The underlying assumption is that taking away votes from the ruling Nur Otan and voting for “satellite parties” can prove the widespread electoral fraud. In the last three parliamentary elections – none of which were recognized as democratc by the OSCE – the Nur Otan party claimed landslide victory with official support for the party oscillating between 81-88 percent. Recently, former president Nursultan Nazarbayev announced that this time around the party is expected to collect around 70 percent of the vote. By voting for parties allowed on the ballots other than Nur Otan, the opposition aims to prove that Nur Otan doesn’t have the level of support it boasts to have. The regime fears that – if falsification is proven – a Belarusian scenario might unfold with the international community recognizing the elections as fraudulent.

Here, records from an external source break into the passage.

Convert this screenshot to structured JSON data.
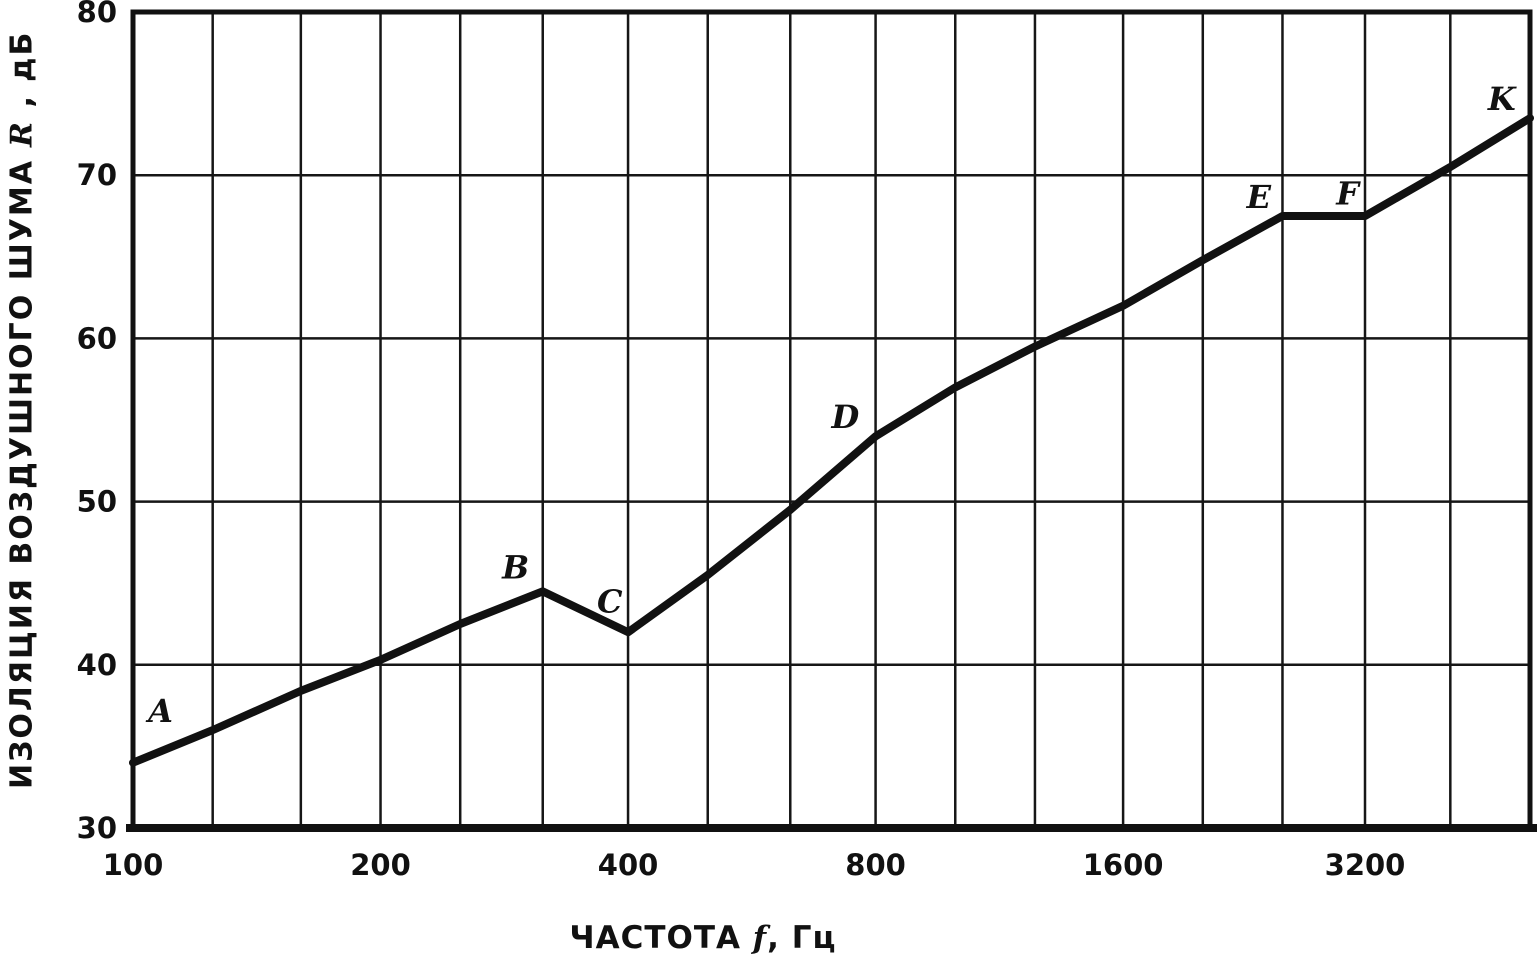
{
  "figure": {
    "background": "#ffffff",
    "ink": "#111111",
    "grid_color": "#161616"
  },
  "axes": {
    "x_title": {
      "prefix": "ЧАСТОТА ",
      "symbol": "f",
      "suffix": ", Гц"
    },
    "y_title": {
      "prefix": "ИЗОЛЯЦИЯ ВОЗДУШНОГО ШУМА ",
      "symbol": "R",
      "suffix": " , дБ"
    }
  },
  "chart_data": {
    "type": "line",
    "title": "",
    "xlabel": "ЧАСТОТА f, Гц",
    "ylabel": "ИЗОЛЯЦИЯ ВОЗДУШНОГО ШУМА R, дБ",
    "x_scale": "log",
    "grid": true,
    "legend": false,
    "xlim": [
      100,
      5000
    ],
    "ylim": [
      30,
      80
    ],
    "y_ticks": [
      30,
      40,
      50,
      60,
      70,
      80
    ],
    "x_gridlines": [
      100,
      125,
      160,
      200,
      250,
      315,
      400,
      500,
      630,
      800,
      1000,
      1250,
      1600,
      2000,
      2500,
      3150,
      4000,
      5000
    ],
    "x_ticks": [
      {
        "f": 100,
        "label": "100"
      },
      {
        "f": 200,
        "label": "200"
      },
      {
        "f": 400,
        "label": "400"
      },
      {
        "f": 800,
        "label": "800"
      },
      {
        "f": 1600,
        "label": "1600"
      },
      {
        "f": 3150,
        "label": "3200"
      }
    ],
    "series": [
      {
        "name": "изоляция воздушного шума R(f)",
        "x": [
          100,
          125,
          160,
          200,
          250,
          315,
          400,
          500,
          630,
          800,
          1000,
          1250,
          1600,
          2000,
          2500,
          3150,
          4000,
          5000
        ],
        "y": [
          34,
          36,
          38.4,
          40.3,
          42.5,
          44.5,
          42,
          45.5,
          49.5,
          54,
          57,
          59.5,
          62,
          64.8,
          67.5,
          67.5,
          70.5,
          73.5
        ]
      }
    ],
    "point_labels": [
      {
        "label": "A",
        "f": 108,
        "db": 36.5
      },
      {
        "label": "B",
        "f": 292,
        "db": 45.3
      },
      {
        "label": "C",
        "f": 380,
        "db": 43.2
      },
      {
        "label": "D",
        "f": 735,
        "db": 54.5
      },
      {
        "label": "E",
        "f": 2340,
        "db": 68.0
      },
      {
        "label": "F",
        "f": 3000,
        "db": 68.2
      },
      {
        "label": "K",
        "f": 4620,
        "db": 74.0
      }
    ]
  }
}
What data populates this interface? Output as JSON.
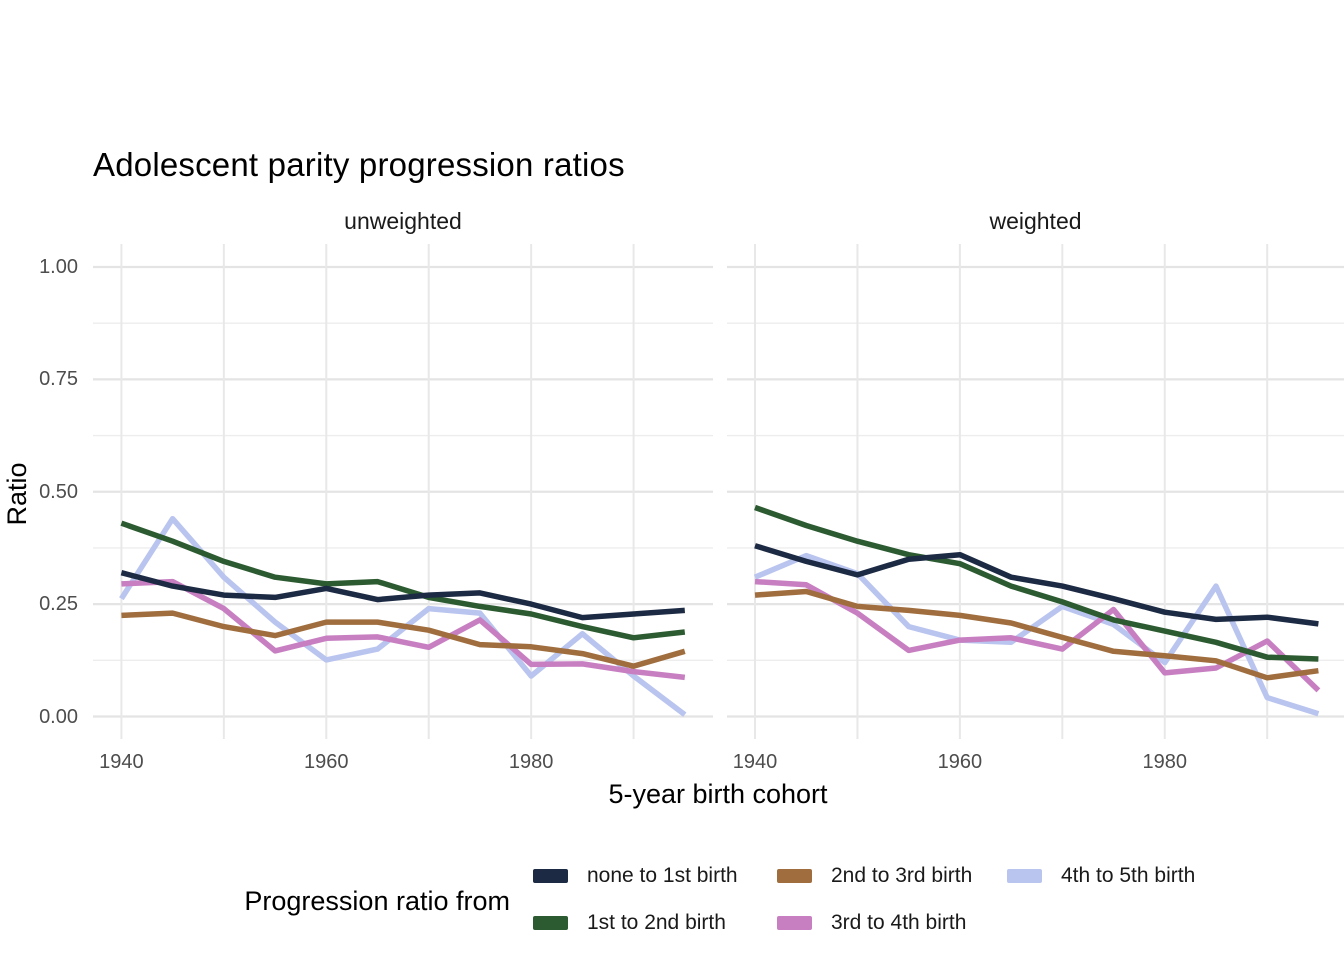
{
  "chart_data": {
    "type": "line",
    "title": "Adolescent parity progression ratios",
    "xlabel": "5-year birth cohort",
    "ylabel": "Ratio",
    "legend_title": "Progression ratio from",
    "legend_position": "bottom",
    "grid": true,
    "x": [
      1940,
      1945,
      1950,
      1955,
      1960,
      1965,
      1970,
      1975,
      1980,
      1985,
      1990,
      1995
    ],
    "x_tick_years": [
      1940,
      1960,
      1980
    ],
    "x_tick_labels": [
      "1940",
      "1960",
      "1980"
    ],
    "gridline_years": [
      1940,
      1950,
      1960,
      1970,
      1980,
      1990
    ],
    "y_tick_values": [
      0,
      0.25,
      0.5,
      0.75,
      1
    ],
    "y_tick_labels": [
      "0.00",
      "0.25",
      "0.50",
      "0.75",
      "1.00"
    ],
    "y_minor_values": [
      0.125,
      0.375,
      0.625,
      0.875
    ],
    "ylim": [
      0,
      1
    ],
    "colors": {
      "grid_major": "#e4e4e4",
      "grid_minor": "#ededed",
      "grid_vertical": "#e8e8e8",
      "tick_text": "#4d4d4d",
      "text": "#1a1a1a"
    },
    "facets": [
      {
        "label": "unweighted",
        "series": [
          {
            "name": "none to 1st birth",
            "color": "#1c2a43",
            "values": [
              0.32,
              0.29,
              0.27,
              0.265,
              0.285,
              0.26,
              0.27,
              0.275,
              0.25,
              0.22,
              0.228,
              0.236
            ]
          },
          {
            "name": "1st to 2nd birth",
            "color": "#2d5b31",
            "values": [
              0.43,
              0.39,
              0.345,
              0.31,
              0.295,
              0.3,
              0.265,
              0.245,
              0.228,
              0.2,
              0.175,
              0.188
            ]
          },
          {
            "name": "2nd to 3rd birth",
            "color": "#a06e3e",
            "values": [
              0.225,
              0.23,
              0.2,
              0.18,
              0.21,
              0.21,
              0.192,
              0.16,
              0.155,
              0.14,
              0.112,
              0.145
            ]
          },
          {
            "name": "3rd to 4th birth",
            "color": "#c77fc1",
            "values": [
              0.295,
              0.3,
              0.24,
              0.146,
              0.174,
              0.177,
              0.154,
              0.215,
              0.116,
              0.117,
              0.1,
              0.087
            ]
          },
          {
            "name": "4th to 5th birth",
            "color": "#b9c4ef",
            "values": [
              0.262,
              0.44,
              0.31,
              0.21,
              0.126,
              0.15,
              0.24,
              0.23,
              0.09,
              0.184,
              0.09,
              0.004
            ]
          }
        ]
      },
      {
        "label": "weighted",
        "series": [
          {
            "name": "none to 1st birth",
            "color": "#1c2a43",
            "values": [
              0.38,
              0.345,
              0.315,
              0.35,
              0.36,
              0.31,
              0.29,
              0.262,
              0.232,
              0.216,
              0.221,
              0.206
            ]
          },
          {
            "name": "1st to 2nd birth",
            "color": "#2d5b31",
            "values": [
              0.465,
              0.425,
              0.39,
              0.36,
              0.34,
              0.29,
              0.255,
              0.215,
              0.19,
              0.165,
              0.132,
              0.128
            ]
          },
          {
            "name": "2nd to 3rd birth",
            "color": "#a06e3e",
            "values": [
              0.27,
              0.278,
              0.245,
              0.236,
              0.225,
              0.208,
              0.176,
              0.145,
              0.135,
              0.124,
              0.086,
              0.102
            ]
          },
          {
            "name": "3rd to 4th birth",
            "color": "#c77fc1",
            "values": [
              0.3,
              0.293,
              0.23,
              0.147,
              0.17,
              0.175,
              0.15,
              0.238,
              0.097,
              0.108,
              0.168,
              0.058
            ]
          },
          {
            "name": "4th to 5th birth",
            "color": "#b9c4ef",
            "values": [
              0.31,
              0.358,
              0.318,
              0.2,
              0.17,
              0.165,
              0.245,
              0.205,
              0.12,
              0.29,
              0.042,
              0.006
            ]
          }
        ]
      }
    ]
  }
}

To provide a wider context: the elections in Kazakhstan have always been marked by the lack of genuine opposition parties, and the parliamentary elections of January 10 are no exception. Unlike in the last presidential elections in Belarus in August – no opposition parties were allowed to participate in Kazakhstan’s parliamentary election. The six officially registered parties comprise the ruling Nur Otan, the party of Nursultan Nazarbayev, and its satellites – a token opposition, created to give an appearance of electoral competition. For instance, after Ablyazov’s first announcement to vote for the OSDP party, it withdrew from the competition. The leader of the DCK then invited the citizens to become members of the Ak Zhol party. Immediately afterwards, the party declared it would no longer accept membership for the next two months. This shows that the “opposition” parties do not even seek electoral support fearing not to antagonise the Nur Otan party. Meanwhile, the genuine opposition is excluded from the competition with the two political opposition movements – DCK and “Koshe Partiyasy” – being banned by the authorities as “extremist”.
Kazakhstan’s NGO funding crackdown
In another attempt to silence the opposition before the election, Kazakhstan’s authorities rushed to ban NGO funding. The authorities intend to introduce an “unified accreditation register for NGOs”, and a “register of benefactors”, which will give it full control over NGO online donations. Thus, the announced changes to the legislation – that are implemented under the guise of introducing a “charity law – will target both the benefactors and NGOs seeking donations.
With the President Tokayev voicing on Dec 9th his concerns over the success of the Belarussian civil society and diaspora in raising funds, the changes are perceived as an attempt to prevent a similar mobilisation in Kazakhstan. As of Nov, 2020, Belarusian solidarity funds have collected over $6 mln to aid the country’s budding civil society.